Archive for the ‘Bag-of-Words (BOW)’ Category

mSDA: A fast and easy-to-use way to improve bag-of-words features

Friday, June 15th, 2012

mSDA: A fast and easy-to-use way to improve bag-of-words features by Kilian Weinberger.

From the description:

Machine learning algorithms rely heavily on the representation of the data they are presented with. In particular, text documents (and often images) are traditionally expressed as bag-of-words feature vectors (e.g. as tf-idf). Recently Glorot et al. showed that stacked denoising autoencoders (SDA), a deep learning algorithm, can learn representations that are far superior over variants of bag-of-words. Unfortunately, training SDAs often requires a prohibitive amount of computation time and is non-trivial for non-experts. In this work, we show that with a few modifications of the SDA model, we can relax the optimization over the hidden weights into convex optimization problems with closed form solutions. Further, we show that the expected value of the hidden weights after infinitely many training iterations can also be computed in closed form. The resulting transformation (which we call marginalized-SDA) can be computed in no more than 20 lines of straight-forward Matlab code and requires no prior expertise in machine learning. The representations learned with mSDA behave similar to those obtained with SDA, but the training time is reduced by several orders of magnitudes. For example, mSDA matches the world-record on the Amazon transfer learning benchmark, however the training time shrinks from several days to a few minutes.

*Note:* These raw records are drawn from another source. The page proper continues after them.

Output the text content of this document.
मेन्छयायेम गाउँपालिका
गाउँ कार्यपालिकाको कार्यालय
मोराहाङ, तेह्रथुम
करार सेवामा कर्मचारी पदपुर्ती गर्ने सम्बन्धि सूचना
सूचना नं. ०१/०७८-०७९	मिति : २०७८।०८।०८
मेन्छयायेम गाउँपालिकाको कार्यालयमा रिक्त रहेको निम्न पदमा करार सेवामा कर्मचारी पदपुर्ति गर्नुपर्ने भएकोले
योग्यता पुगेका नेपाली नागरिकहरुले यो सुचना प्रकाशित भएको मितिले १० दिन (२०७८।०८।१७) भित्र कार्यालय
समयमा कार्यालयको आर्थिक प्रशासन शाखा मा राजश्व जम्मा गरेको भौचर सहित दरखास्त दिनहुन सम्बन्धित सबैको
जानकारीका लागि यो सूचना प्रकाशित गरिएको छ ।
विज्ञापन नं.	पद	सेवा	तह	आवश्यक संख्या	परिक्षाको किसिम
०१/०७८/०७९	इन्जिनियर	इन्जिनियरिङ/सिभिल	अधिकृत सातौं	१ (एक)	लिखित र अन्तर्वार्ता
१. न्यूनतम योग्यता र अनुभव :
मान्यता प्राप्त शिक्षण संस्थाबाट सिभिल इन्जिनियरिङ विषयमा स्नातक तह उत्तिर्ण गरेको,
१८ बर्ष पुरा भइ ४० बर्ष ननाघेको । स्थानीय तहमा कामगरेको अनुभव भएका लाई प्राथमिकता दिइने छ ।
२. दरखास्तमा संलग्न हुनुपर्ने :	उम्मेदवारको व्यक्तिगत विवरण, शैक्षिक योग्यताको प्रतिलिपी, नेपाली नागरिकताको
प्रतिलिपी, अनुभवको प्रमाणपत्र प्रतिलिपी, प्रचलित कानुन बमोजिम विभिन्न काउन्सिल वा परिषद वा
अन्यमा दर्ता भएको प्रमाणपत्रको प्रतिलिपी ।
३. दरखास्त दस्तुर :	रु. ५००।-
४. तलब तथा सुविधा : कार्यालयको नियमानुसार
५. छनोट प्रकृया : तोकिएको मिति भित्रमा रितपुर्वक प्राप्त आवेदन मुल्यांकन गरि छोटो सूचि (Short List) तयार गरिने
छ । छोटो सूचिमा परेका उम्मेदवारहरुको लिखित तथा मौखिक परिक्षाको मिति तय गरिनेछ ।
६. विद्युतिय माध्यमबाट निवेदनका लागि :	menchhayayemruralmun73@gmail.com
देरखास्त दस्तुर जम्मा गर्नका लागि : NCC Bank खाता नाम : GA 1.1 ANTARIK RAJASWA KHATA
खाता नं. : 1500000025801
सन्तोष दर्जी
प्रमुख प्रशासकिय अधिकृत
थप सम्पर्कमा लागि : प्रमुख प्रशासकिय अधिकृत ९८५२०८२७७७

The Glorot et. al. reference is to: Domain Adaptation for Large-Scale Sentiment Classi cation: A Deep Learning Approach by Xavier Glorot, Antoine Bordes, and Yoshua Bengio, Proceedings of the 28th International Conference on Machine Learning, Bellevue, WA, USA, 2011.

Superficial searching reveals this to be a very active area of research.

I rather like the idea of training being reduced from days to minutes.

Language Pyramid and Multi-Scale Text Analysis

Tuesday, December 21st, 2010

Language Pyramid and Multi-Scale Text Analysis Authors: Shuang-Hong Yang, Hongyuan Zha Keywords: bag of word, language pyramid, multi-scale language models, multi-scale text analysis, multi-scale text kernel, text spatial contents modeling

Abstract:

The classical Bag-of-Word (BOW) model represents a document as a histogram of word occurrence, losing the spatial information that is invaluable for many text analysis tasks. In this paper, we present the Language Pyramid (LaP) model, which casts a document as a probabilistic distribution over the joint semantic-spatial space and motivates a multi-scale 2D local smoothing framework for nonparametric text coding. LaP efficiently encodes both semantic and spatial contents of a document into a pyramid of matrices that are smoothed both semantically and spatially at a sequence of resolutions, providing a convenient multi-scale imagic view for natural language understanding. The LaP representation can be used in text analysis in a variety of ways, among which we investigate two instantiations in the current paper: (1) multi-scale text kernels for document categorization, and (2) multi-scale language models for ad hoc text retrieval. Experimental results illustrate that: for classification, LaP outperforms BOW by (up to) 4% on moderate-length texts (RCV1 text benchmark) and 15% on short texts (Yahoo! queries); and for retrieval, LaP gains 12% MAP improvement over uni-gram language models on the OHSUMED data set.

The text that stands out for me reads:

More pessimistically, different concepts usually stands at different scales, making it impossible to capture all the right meanings with a single scale. For example, named entities usually range from unigram (e.g., “new”) to bigram (e.g., “New York”), to multigram (e.g., “New York Times”), and even to a whole long sequence (e.g., a song name “ Another Lonely Night In New York”).

OK, so if you put it that way, then BOW (bag-of-words) is clearly not the best idea.

But we already treat text at different scales.

All together now: markup!

I checked the documentation on the latest Marklogic release and found:

By default, MarkLogic Server assumes that any XML element constructor acts as a phrase boundary.
(Administrator’s Guide, 4.2, page 224)

Can someone supply the behavior for some of the other XML indexing engines? Thanks!